The S.S. Eastland was not designed to ferry passengers. Commissioned in 1902, it was known to have design flaws from the start (it was dubbed “a tender ship” and said to be top-heavy). But it was used primarily as a freighter and dubbed “ The Speed Queen of the Great Lakes” because it carried produce to markets at high speed. Ironically, the year before the disaster it was outfitted with lifeboats which made it even more top-heavy.
“The other negative changes made at that time were the replacement of rotting wooden decks with more weighty concrete,” said White. “And then there was the fact that on this trip the ship was loaded with more than 2,500 people, when it had never carried more than 1,500.”

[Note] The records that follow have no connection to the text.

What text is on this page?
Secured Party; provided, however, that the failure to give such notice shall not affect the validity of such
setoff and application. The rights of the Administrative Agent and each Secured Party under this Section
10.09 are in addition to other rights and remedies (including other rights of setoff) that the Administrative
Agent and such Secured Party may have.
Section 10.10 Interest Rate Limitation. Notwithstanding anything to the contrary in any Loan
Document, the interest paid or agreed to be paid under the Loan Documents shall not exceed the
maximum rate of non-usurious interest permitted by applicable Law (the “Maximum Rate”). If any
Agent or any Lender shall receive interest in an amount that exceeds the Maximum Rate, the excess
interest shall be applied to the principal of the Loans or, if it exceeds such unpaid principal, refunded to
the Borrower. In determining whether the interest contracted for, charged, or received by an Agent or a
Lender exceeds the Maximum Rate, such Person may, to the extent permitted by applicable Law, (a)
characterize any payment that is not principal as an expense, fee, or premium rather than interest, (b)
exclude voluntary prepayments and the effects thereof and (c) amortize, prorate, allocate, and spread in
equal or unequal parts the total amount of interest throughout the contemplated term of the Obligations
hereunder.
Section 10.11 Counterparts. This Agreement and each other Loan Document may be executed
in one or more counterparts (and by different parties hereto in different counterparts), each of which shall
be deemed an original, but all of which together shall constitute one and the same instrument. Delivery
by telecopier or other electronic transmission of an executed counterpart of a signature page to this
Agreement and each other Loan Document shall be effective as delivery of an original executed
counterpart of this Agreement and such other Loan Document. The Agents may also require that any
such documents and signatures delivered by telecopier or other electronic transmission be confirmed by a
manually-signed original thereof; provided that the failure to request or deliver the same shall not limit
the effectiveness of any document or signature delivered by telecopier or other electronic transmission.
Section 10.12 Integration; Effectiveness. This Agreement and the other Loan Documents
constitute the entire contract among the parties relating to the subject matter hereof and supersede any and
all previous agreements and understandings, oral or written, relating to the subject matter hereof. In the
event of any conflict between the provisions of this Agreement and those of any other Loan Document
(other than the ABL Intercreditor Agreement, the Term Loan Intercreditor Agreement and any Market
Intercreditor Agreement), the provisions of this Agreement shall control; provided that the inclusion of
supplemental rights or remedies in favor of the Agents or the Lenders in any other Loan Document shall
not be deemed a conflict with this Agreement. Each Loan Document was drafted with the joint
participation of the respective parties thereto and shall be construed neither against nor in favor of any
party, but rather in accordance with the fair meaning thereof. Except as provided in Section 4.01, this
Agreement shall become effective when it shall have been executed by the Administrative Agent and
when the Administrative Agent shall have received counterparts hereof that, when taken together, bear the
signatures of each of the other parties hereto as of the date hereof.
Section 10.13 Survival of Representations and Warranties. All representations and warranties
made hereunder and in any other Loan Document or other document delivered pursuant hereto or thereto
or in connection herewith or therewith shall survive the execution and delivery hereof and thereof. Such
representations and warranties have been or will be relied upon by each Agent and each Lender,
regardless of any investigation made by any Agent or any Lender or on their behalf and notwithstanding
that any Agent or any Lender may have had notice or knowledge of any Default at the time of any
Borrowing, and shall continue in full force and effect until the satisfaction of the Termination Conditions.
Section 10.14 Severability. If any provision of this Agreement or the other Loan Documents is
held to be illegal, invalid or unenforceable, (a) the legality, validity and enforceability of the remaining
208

“But I want to be clear about this,” said White. “This show is no docudrama. It’s a very non-literal version of the story — much in the vein of ‘Winesburg, Ohio.’ I began writing it in pretty dense poetic form that was eventually thinned out and shaped so that my long arias could become the lyrics for a mostly sung-through musical.”
White also knew from the start that the show would be “heavily internalized” — something of a ghost story — with three characters at its core.
“One of those characters is a 14-year-old girl who was trapped under the hull for 14 hours but survived,” said White. “And as it happens, that girl’s granddaughter is alive, and even came to see a concert version of the show we did last year. Another real-life character is a young man who heard about the Eastland calamity, raced over to the site, and dove into the water all day to bring up bodies.”
“So, what about the crew of the Eastland?,” I asked White, recalling the shocking behavior of the cruise ship captain in the recent disaster off the coast of Italy.
“An interesting figure,” he replied. “When the boat tipped over he managed to get to the hull without getting his shoes wet — and while people in the water were dying. He later said he didn’t want the hull cut open in an attempt to reach those inside because he thought the torches they used would ignite the boat. And he refused to be the scapegoat in the civil and criminal trials.”
Dan Ostling (who designed the great ship set for Lookingglass’ production of “Argonautika”), has devised a set for “Eastland” that, according to White, is “more akin to a sort of claustrophobic revival tent ideal for storytelling that an actual ship.”
As for the music, Michael Smith, the veteran folk singer, guitarist and songwriter, will play Captain Pedersen and others, with a number of the actors doubling as musicians and vice versa.
Said Pluess, who describes “Eastland” as a mix of musical, chamber opera and dark, dramatic song cycle: “Early on, Ben [who has three kids and a day job running the Chicago programming office of Google] and I [Pluess is a full-time sound designer and composer] listened to music of the period — everything from jug bands, to ragtime to popular parlor songs. But while we wanted an echo of that sound we decided we also didn’t want the score to be confined to a period vibe. We are truly lucky that Amanda [Dehnert, the director] also happens to be a superb pianist and gifted choral arranger, and that the actors, including Erik Hellman — a terrific musician who plays the banjo and mandolin — can play instruments. And we have a core of five musicians who play everything from guitar, piano and upright bass to accordion.”
For White, the crucial motif at work in all this concerns “the tipping point in life.”
“It is that very difficult-to-define moment when you sense things have gone too far,” he said. “And it can relate to anything from a job, to a relationship.”